Shortly thereafter, Shirakawa-tennō was disturbed to hear reports that his young son, the Prince Atsufumi, was being visited by a mysterious monk.  He desperately prayed for the safety of his son.  But still, night after night, there were sightings of an unfamiliar, ghostly monk, with wispy white hair and a gaunt, sunken face, appearing over the Prince's bed!  Unfortunately, the Emperor's prayers were for naught, and Prince Atsufumi died at the age of four.  (Of course, the dates don't quite match up, but that's trivial, really.  Perhaps it was all a big conspiracy to take away from the influence of Raigo and the problems faced by Shirakawa-tennō.  Actually, it was not the first or the last time his actions resulted in an onryō attack on him and his family.)

But what does any of this have to do with metal?  Well, I'm getting there, be patient.

Shirakawa-tennō was a victim of circumstances.  The real culprits responsible for Raigo's death and subsequent grudge were the warrior-monks of Enryaku-ji.  Raigo's earthbound spirit took on the form of an enormous rat, as large as a bull, a body as strong as a boulder, and indestructible teeth of iron.  He also had the innate ability to summon rats to him, and rats in countless numbers, thousands and thousands, who all converged on Enryaku-ji temple.

After all of that starvation, Raigo was hungry.

So the yōkai Tesso, formerly Raigo, and all of his rat minions ate up every bit of information in that rival temple.  Sacred texts, historical scrolls, and priceless works of art were destroyed.  Any books of knowledge or holiness were lost to the stomach of an enormous rat with unyielding teeth of iron.

Mii-dera is located in Ōtsu, and is still active today.  Raigo has his own shrine on the grounds, which faces Enryaku-ji.

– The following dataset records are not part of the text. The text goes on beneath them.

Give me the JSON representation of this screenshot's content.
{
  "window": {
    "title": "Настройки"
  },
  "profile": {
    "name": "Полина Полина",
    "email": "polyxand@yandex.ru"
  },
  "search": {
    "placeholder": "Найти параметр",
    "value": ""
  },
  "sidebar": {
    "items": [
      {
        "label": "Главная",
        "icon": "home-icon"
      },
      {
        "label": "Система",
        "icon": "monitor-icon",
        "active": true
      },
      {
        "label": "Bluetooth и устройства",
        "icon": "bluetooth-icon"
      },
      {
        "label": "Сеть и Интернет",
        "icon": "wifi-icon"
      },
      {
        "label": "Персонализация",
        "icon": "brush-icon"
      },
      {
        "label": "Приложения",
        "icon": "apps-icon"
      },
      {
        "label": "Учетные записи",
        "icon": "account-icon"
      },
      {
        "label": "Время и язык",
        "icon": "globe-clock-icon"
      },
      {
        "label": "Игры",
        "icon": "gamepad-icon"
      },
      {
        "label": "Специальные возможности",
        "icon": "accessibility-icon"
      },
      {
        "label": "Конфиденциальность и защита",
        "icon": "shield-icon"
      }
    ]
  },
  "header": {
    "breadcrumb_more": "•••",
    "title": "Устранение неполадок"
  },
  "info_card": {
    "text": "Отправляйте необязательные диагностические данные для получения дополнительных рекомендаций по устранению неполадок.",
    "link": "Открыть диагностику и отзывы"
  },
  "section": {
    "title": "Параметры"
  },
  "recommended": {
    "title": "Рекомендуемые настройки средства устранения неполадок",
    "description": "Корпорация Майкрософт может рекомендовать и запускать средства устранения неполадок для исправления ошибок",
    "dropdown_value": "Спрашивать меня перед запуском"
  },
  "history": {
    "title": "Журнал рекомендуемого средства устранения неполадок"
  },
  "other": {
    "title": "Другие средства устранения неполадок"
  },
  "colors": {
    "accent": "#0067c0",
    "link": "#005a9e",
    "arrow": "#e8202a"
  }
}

The body of Raigo is said to have been buried somewhere in Oyama, but its exact location is unknown.  However, if you do find it, legend has it that if you offer a stone on the mound, you will be protected against the wrath of Tesso.  Rats getting into homes and temples and eating everything to the point of destruction was a very serious problem, so any help you could get from the controller of the rats certainly couldn't hurt.

Tesso's statue on Mizuki Road.

Sekien's Tesso.

Yoshitoshi's Tesso.  I personally prefer Yoshitoshi's to Sekien's, because I think Tesso looks more monstrous, and it kind of freaks me out.

A portion of a triptych depicting Raigo, pre-yōkai-form.

The cover of Kyōgoku Natsuhiko's mystery novel Tesso no Ori (鉄鼠の檻).  Kyōgoku is probably my favourite author.  He is a member of the yōkai conference I mentioned earlier, and writes mystery/detective novels usually featuring yōkai, however, the yōkai are most often a stand-in or theme upon which the mystery is related and tied together.  His writing is fantastic, though he is a bit notorious for being really, really philosophical and wordy, as his books are generally four times the size of regular Japanese novels.

Don't you just hate it when people incessantly drone on and on about yōkai?

Anyway, this one obviously draws from Tesso, and many covers of his books feature papier-mâché sculptures by Arai Ryo.

This Tesso looks more like Sekien's Tesso, and his expression is hilarious.

An alternate cover of Tesso no Ori.

So that's Tesso.  Maybe he wasn't too scary to you?  But as someone with his own personal library of pretentious, yōkai-based writings and religious texts, I can safely say that this is probably the most terrifying yōkai I've covered to date.